There’s only one problem with the story: It is almost certainly fake news. Rolling Stone has now appended this note to the top of the piece:
UPDATE: Northeastern Hospital System Sequoyah issued a statement: Although Dr. Jason McElyea is not an employee of NHS Sequoyah, he is affiliated with a medical staffing group that provides coverage for our emergency room. With that said, Dr. McElyea has not worked at our Sallisaw location in over 2 months. NHS Sequoyah has not treated any patients due to complications related to taking ivermectin. This includes not treating any patients for ivermectin overdose. All patients who have visited our emergency room have received medical attention as appropriate. Our hospital has not had to turn away any patients seeking emergency care. We want to reassure our community that our staff is working hard to provide quality healthcare to all patients. We appreciate the opportunity to clarify this issue and as always, we value our community’s support.”
Layers and layers of fact-checkers and editors. . .
UPDATE: It’s not just Rolling Stone that can be bothered with checking out a story. Turns out Associated Press is just as bad:
JACKSON, Miss. (AP) — In an article published Aug. 23, 2021, about people taking livestock medicine to try to treat coronavirus, The Associated Press erroneously reported based on information provided by the Mississippi Department of Health that 70% of recent calls to the Mississippi Poison Control Center were from people who had ingested ivermectin to try to treat COVID-19. State Epidemiologist Dr. Paul Byers said Wednesday the number of calls to poison control about ivermectin was about 2%. He said of the calls that were about ivermectin, 70% were by people who had ingested the veterinary version of the medicine.
UPDATE 2: Rolling Stone has now appended this additional correction, which essentially retracts the entire story:
Update: One hospital has denied Dr. Jason McElyea’s claim that ivermectin overdoses are causing emergency room backlogs and delays in medical care in rural Oklahoma, and Rolling Stone has been unable to independently verify any such cases as of the time of this update.
The National Poison Data System states there were 459 reported cases of ivermectin overdose in the United States in August. Oklahoma-specific ivermectin overdose figures are not available, but the count is unlikely to be a significant factor in hospital bed availability in a state that, per the CDC, currently has a 7-day average of 1,528 Covid-19 hospitalizations.
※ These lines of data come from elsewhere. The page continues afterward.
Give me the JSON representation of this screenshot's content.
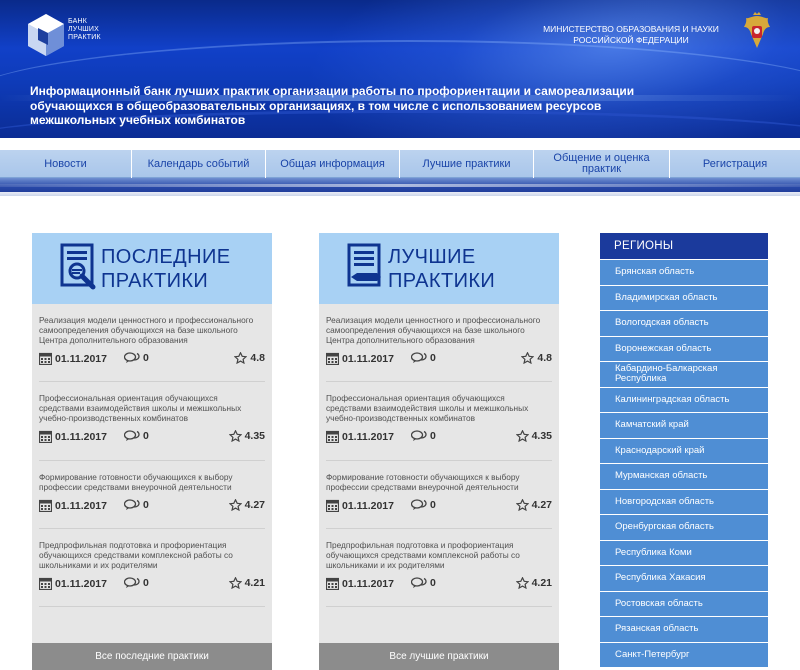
{
  "header": {
    "logo_text": [
      "БАНК",
      "ЛУЧШИХ",
      "ПРАКТИК"
    ],
    "ministry": [
      "МИНИСТЕРСТВО ОБРАЗОВАНИЯ И НАУКИ",
      "РОССИЙСКОЙ ФЕДЕРАЦИИ"
    ],
    "title": "Информационный банк лучших практик организации работы по профориентации и самореализации обучающихся в общеобразовательных организациях, в том числе с использованием ресурсов межшкольных учебных комбинатов"
  },
  "nav": [
    {
      "label": "Новости"
    },
    {
      "label": "Календарь событий"
    },
    {
      "label": "Общая информация"
    },
    {
      "label": "Лучшие практики"
    },
    {
      "label": "Общение и оценка практик"
    },
    {
      "label": "Регистрация"
    }
  ],
  "latest": {
    "title_line1": "ПОСЛЕДНИЕ",
    "title_line2": "ПРАКТИКИ",
    "footer": "Все последние практики",
    "items": [
      {
        "text": "Реализация модели ценностного и профессионального самоопределения обучающихся на базе школьного Центра дополнительного образования",
        "date": "01.11.2017",
        "comments": "0",
        "rating": "4.8"
      },
      {
        "text": "Профессиональная ориентация обучающихся средствами взаимодействия школы и межшкольных учебно-производственных комбинатов",
        "date": "01.11.2017",
        "comments": "0",
        "rating": "4.35"
      },
      {
        "text": "Формирование готовности обучающихся к выбору профессии средствами внеурочной деятельности",
        "date": "01.11.2017",
        "comments": "0",
        "rating": "4.27"
      },
      {
        "text": "Предпрофильная подготовка и профориентация обучающихся средствами комплексной работы со школьниками и их родителями",
        "date": "01.11.2017",
        "comments": "0",
        "rating": "4.21"
      }
    ]
  },
  "best": {
    "title_line1": "ЛУЧШИЕ",
    "title_line2": "ПРАКТИКИ",
    "footer": "Все лучшие практики",
    "items": [
      {
        "text": "Реализация модели ценностного и профессионального самоопределения обучающихся на базе школьного Центра дополнительного образования",
        "date": "01.11.2017",
        "comments": "0",
        "rating": "4.8"
      },
      {
        "text": "Профессиональная ориентация обучающихся средствами взаимодействия школы и межшкольных учебно-производственных комбинатов",
        "date": "01.11.2017",
        "comments": "0",
        "rating": "4.35"
      },
      {
        "text": "Формирование готовности обучающихся к выбору профессии средствами внеурочной деятельности",
        "date": "01.11.2017",
        "comments": "0",
        "rating": "4.27"
      },
      {
        "text": "Предпрофильная подготовка и профориентация обучающихся средствами комплексной работы со школьниками и их родителями",
        "date": "01.11.2017",
        "comments": "0",
        "rating": "4.21"
      }
    ]
  },
  "regions": {
    "title": "РЕГИОНЫ",
    "items": [
      "Брянская область",
      "Владимирская область",
      "Вологодская область",
      "Воронежская область",
      "Кабардино-Балкарская Республика",
      "Калининградская область",
      "Камчатский край",
      "Краснодарский край",
      "Мурманская область",
      "Новгородская область",
      "Оренбургская область",
      "Республика Коми",
      "Республика Хакасия",
      "Ростовская область",
      "Рязанская область",
      "Санкт-Петербург"
    ]
  },
  "colors": {
    "header_blue": "#1140c8",
    "nav_bg": "#a9c6ea",
    "nav_text": "#1a44a8",
    "panel_head": "#a8d1f4",
    "panel_title": "#0e3490",
    "region_bg": "#4f8ed4",
    "region_head": "#1b3a9c",
    "footer_gray": "#8c8c8c"
  }
}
The doctor is affiliated with a medical staffing group that serves multiple hospitals in Oklahoma. Following widespread publication of his statements, one hospital that the doctor’s group serves, NHS Sequoyah, said its ER has not treated any ivermectin overdoses and that it has not had to turn away anyone seeking care. This and other hospitals that the doctor’s group serves did not respond to requests for comment and the doctor has not responded to requests for further comment. We will update if we receive more information.
Seriously Rolling Stone, could you screw it up any worse?